Soldiers Detain Mali Leaders in Apparent Coup Attempt

JOHANNESBURG—Renegade soldiers in Mali detained President Ibrahim Boubacar Keita, Prime Minister Boubou Cisse and dozens of other senior officials in what appeared to be a coup attempt after months of civilian demonstrations calling for the government’s resignation.

Malian opposition leaders and Western officials in the capital, Bamako, confirmed the heads of government were arrested at Mr. Keita’s official residence almost 12 hours after reports emerged of a mutiny at a military base in the nearby garrison town of Kati. Mr. Keita was escorted from his residence to the Kati base in a black SUV, surrounded by cheering opponents, a Western official said. Earlier on Tuesday, the government said it was seeking dialogue with the rogue soldiers.

“We are expecting to soon see a televised address by soldiers declaring a transitional government,” said Bocar Cisse, a Bamako resident unrelated to the prime minister who said the normally crowded streets outside his home were deserted. “A putsch is always a bad thing but a lot of people have been waiting for change.”

News of detentions comes after months of swelling protests against Mr. Keita, who opponents accuse of corruption, bad economic management and mishandling a fast-spreading Islamist insurgency. Mr. Keita’s domestic popularity has tumbled since he rode to power following a military coup in 2012, with tens of thousands flooding the capital in recent months to call for his ouster. But he remains strongly backed by Western leaders, including the U.S. and France, the former colonial power in the West African country.
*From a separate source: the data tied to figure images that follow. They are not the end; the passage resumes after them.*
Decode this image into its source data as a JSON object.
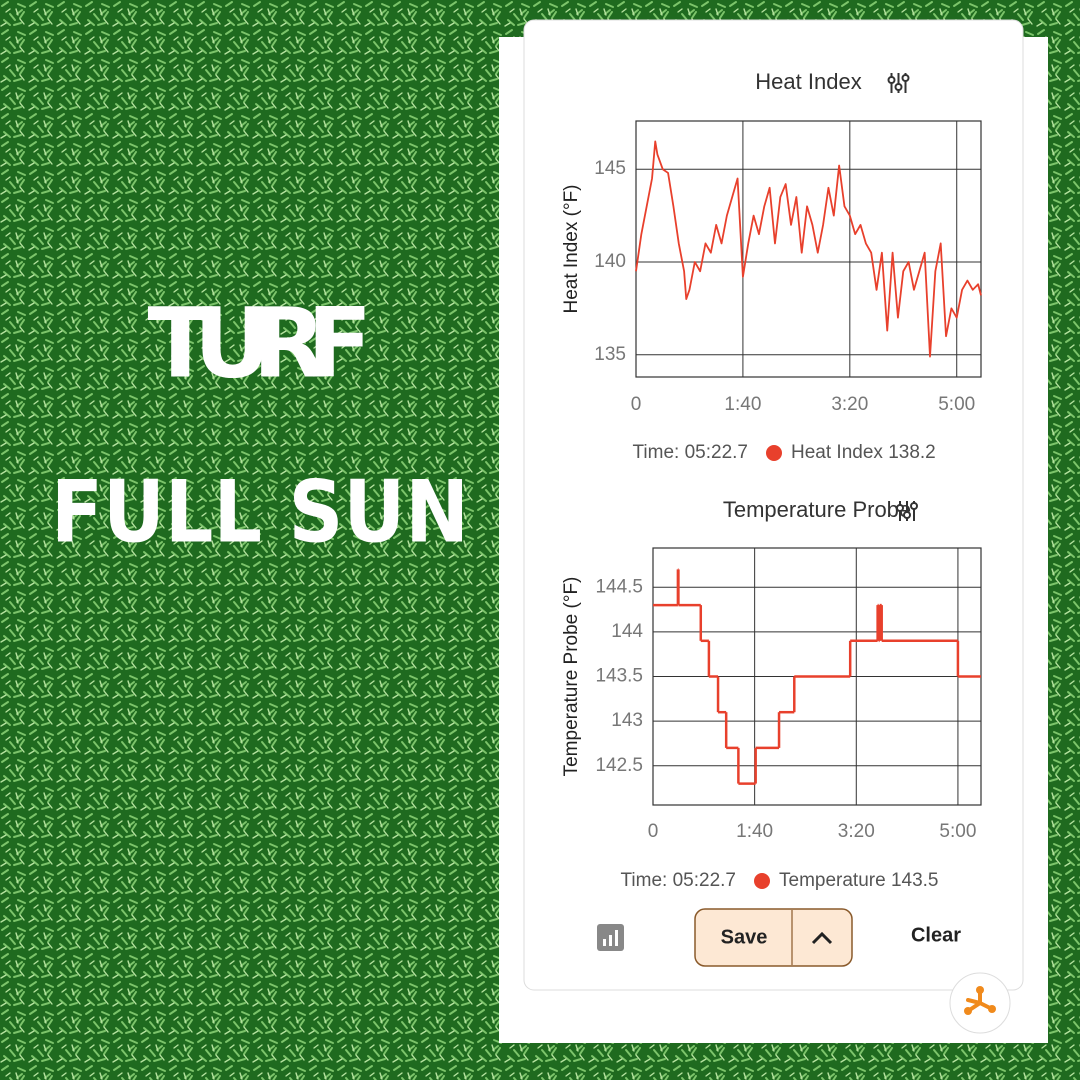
{
  "overlay": {
    "line1": "TURF",
    "line2": "FULL SUN"
  },
  "controls": {
    "save": "Save",
    "clear": "Clear"
  },
  "chart_data": [
    {
      "type": "line",
      "title": "Heat Index",
      "y_label": "Heat Index (°F)",
      "x": [
        0,
        5,
        10,
        15,
        18,
        20,
        25,
        30,
        35,
        40,
        45,
        47,
        50,
        55,
        60,
        65,
        70,
        75,
        80,
        85,
        90,
        95,
        100,
        105,
        110,
        115,
        120,
        125,
        130,
        135,
        140,
        145,
        150,
        155,
        160,
        165,
        170,
        175,
        180,
        185,
        190,
        195,
        200,
        205,
        210,
        215,
        220,
        225,
        230,
        235,
        240,
        245,
        250,
        255,
        260,
        265,
        270,
        275,
        280,
        285,
        290,
        295,
        300,
        305,
        310,
        315,
        320,
        322.7
      ],
      "series": [
        {
          "name": "Heat Index",
          "color": "#e8402c",
          "values": [
            139.5,
            141.5,
            143,
            144.5,
            146.5,
            145.8,
            145,
            144.8,
            143,
            141,
            139.5,
            138,
            138.5,
            140,
            139.5,
            141,
            140.5,
            142,
            141,
            142.5,
            143.5,
            144.5,
            139.2,
            141,
            142.5,
            141.5,
            143,
            144,
            141,
            143.5,
            144.2,
            142,
            143.5,
            140.5,
            143,
            142,
            140.5,
            142,
            144,
            142.5,
            145.2,
            143,
            142.5,
            141.5,
            142,
            141,
            140.5,
            138.5,
            140.5,
            136.3,
            140.5,
            137,
            139.5,
            140,
            138.5,
            139.5,
            140.5,
            134.9,
            139.5,
            141,
            136,
            137.5,
            137,
            138.5,
            139,
            138.5,
            138.8,
            138.2
          ]
        }
      ],
      "xlim": [
        0,
        322.7
      ],
      "ylim": [
        133.8,
        147.6
      ],
      "xticks": [
        {
          "value": 0,
          "label": "0"
        },
        {
          "value": 100,
          "label": "1:40"
        },
        {
          "value": 200,
          "label": "3:20"
        },
        {
          "value": 300,
          "label": "5:00"
        }
      ],
      "yticks": [
        135,
        140,
        145
      ],
      "grid": true,
      "step": false,
      "readout": {
        "time": "Time: 05:22.7",
        "value": 138.2
      }
    },
    {
      "type": "line",
      "title": "Temperature Probe",
      "y_label": "Temperature Probe (°F)",
      "x": [
        0,
        24.5,
        25,
        47,
        55,
        64,
        72,
        84,
        101,
        124,
        139,
        194,
        221,
        222,
        223,
        225,
        300,
        322.7
      ],
      "series": [
        {
          "name": "Temperature",
          "color": "#e8402c",
          "values": [
            144.3,
            144.7,
            144.3,
            143.9,
            143.5,
            143.1,
            142.7,
            142.3,
            142.7,
            143.1,
            143.5,
            143.9,
            144.3,
            143.9,
            144.3,
            143.9,
            143.5,
            143.5
          ]
        }
      ],
      "xlim": [
        0,
        322.7
      ],
      "ylim": [
        142.06,
        144.94
      ],
      "xticks": [
        {
          "value": 0,
          "label": "0"
        },
        {
          "value": 100,
          "label": "1:40"
        },
        {
          "value": 200,
          "label": "3:20"
        },
        {
          "value": 300,
          "label": "5:00"
        }
      ],
      "yticks": [
        142.5,
        143,
        143.5,
        144,
        144.5
      ],
      "grid": true,
      "step": true,
      "readout": {
        "time": "Time: 05:22.7",
        "value": 143.5
      }
    }
  ]
}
Fresh instability in Mali is the latest potent symbol of the deteriorating security situation across much of the Sahel, the arid geographical band that stretches across Africa just south of the Sahara. Over the past year, jihadist violence has mushroomed. Almost 1,000 separate attacks were recorded in Mali, Niger and Burkina Faso, according to data from the Armed Conflict Location & Event Data Project and assembled by the Pentagon’s Africa Center for Strategic Studies.